MJ rubbed his temples. "I'm trying to keep it away from the house."
"Yeah, well, newsflash—you're not. Fiona's ready to snap. Debbie's scared shitless. And Carl? He thinks this is cool. He thinks you're some kind of gangster superhero. You're turning him into you, and he's ten."
The words hit harder than any fist. MJ swallowed, unable to answer.
Lip leaned back, shaking his head. "You think you're protecting us, but all you're doing is painting a target on our backs. You need to figure your shit out before someone puts us in the ground."
Later that week, the target found them.
MJ was walking Debbie and Carl back from the store, plastic bags swinging from his hands, when a car rolled up slow. Windows tinted, engine too quiet.
"MJ," Carl whispered, eyes wide.
He didn't answer. Just dropped the bags and shoved the kids behind him.

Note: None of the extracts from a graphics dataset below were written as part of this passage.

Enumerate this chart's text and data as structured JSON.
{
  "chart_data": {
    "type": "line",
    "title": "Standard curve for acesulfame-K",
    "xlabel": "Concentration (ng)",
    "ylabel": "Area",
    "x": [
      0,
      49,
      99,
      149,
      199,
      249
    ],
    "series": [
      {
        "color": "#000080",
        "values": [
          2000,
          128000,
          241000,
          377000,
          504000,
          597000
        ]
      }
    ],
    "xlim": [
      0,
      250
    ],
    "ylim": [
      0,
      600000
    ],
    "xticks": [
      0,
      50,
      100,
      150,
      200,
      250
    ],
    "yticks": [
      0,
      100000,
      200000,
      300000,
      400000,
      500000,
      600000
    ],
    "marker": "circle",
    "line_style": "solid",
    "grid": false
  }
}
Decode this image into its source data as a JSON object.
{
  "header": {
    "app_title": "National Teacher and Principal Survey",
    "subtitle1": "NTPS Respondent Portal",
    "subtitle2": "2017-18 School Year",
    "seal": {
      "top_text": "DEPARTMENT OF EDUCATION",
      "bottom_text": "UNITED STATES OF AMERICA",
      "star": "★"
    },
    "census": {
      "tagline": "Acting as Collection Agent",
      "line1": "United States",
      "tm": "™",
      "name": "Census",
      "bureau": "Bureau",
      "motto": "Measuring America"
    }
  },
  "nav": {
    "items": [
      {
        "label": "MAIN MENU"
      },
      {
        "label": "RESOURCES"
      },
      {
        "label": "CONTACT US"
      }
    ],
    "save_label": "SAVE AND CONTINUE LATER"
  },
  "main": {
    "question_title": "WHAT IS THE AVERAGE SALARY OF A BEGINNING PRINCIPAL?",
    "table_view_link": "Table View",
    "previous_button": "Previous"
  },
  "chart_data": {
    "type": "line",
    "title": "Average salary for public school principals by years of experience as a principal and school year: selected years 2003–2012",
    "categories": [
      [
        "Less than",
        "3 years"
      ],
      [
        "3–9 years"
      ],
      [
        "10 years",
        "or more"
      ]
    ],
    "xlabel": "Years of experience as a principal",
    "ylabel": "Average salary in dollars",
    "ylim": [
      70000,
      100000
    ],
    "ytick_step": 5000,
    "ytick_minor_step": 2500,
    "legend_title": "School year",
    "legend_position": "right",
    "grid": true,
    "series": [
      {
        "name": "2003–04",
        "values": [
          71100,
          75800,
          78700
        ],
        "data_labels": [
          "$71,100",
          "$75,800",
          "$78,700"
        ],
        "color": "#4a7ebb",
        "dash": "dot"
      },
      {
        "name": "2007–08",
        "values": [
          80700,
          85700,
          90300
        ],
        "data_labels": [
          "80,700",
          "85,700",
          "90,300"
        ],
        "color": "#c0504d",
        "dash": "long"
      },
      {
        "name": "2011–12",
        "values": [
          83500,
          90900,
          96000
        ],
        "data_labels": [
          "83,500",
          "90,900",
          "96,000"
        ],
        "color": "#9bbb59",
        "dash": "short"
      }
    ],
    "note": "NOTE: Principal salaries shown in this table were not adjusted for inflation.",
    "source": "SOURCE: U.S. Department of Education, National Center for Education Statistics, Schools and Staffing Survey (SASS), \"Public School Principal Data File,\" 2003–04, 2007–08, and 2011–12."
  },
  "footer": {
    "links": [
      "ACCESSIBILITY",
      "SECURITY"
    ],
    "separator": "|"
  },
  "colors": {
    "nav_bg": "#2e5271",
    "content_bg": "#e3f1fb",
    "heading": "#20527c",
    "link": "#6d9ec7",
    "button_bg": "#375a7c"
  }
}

The window slid down, and a voice called out. "Nice family you got there. Be a shame if something happened to them."
Debbie grabbed Carl's hand, pulling him back. MJ stepped forward, fists tight, heart pounding.
"You stay the fuck away from them," he growled.
The car laughed—three voices, cruel and sharp—and then it peeled off, tires squealing, leaving smoke and silence in its wake.
Debbie's face was pale, Carl's eyes wide with something between fear and excitement.
"MJ," Debbie whispered, "what's happening?"
He forced a smile he didn't feel. "Nothing you need to worry about. Let's get home."
But his chest burned. Because Lip was right. Because Fiona was right. Because the storm wasn't coming—it was already here.
That night, MJ couldn't sleep. He sat on the porch with another cigarette, staring at the dark street, listening for engines that didn't belong.
He thought about Fiona's words. Lip's warnings. Debbie's fear. Carl's dangerous admiration.
He thought about Tito's map, about the choice he'd made. About how there was no clean way out.
And for the first time, he wondered if he'd already doomed them all.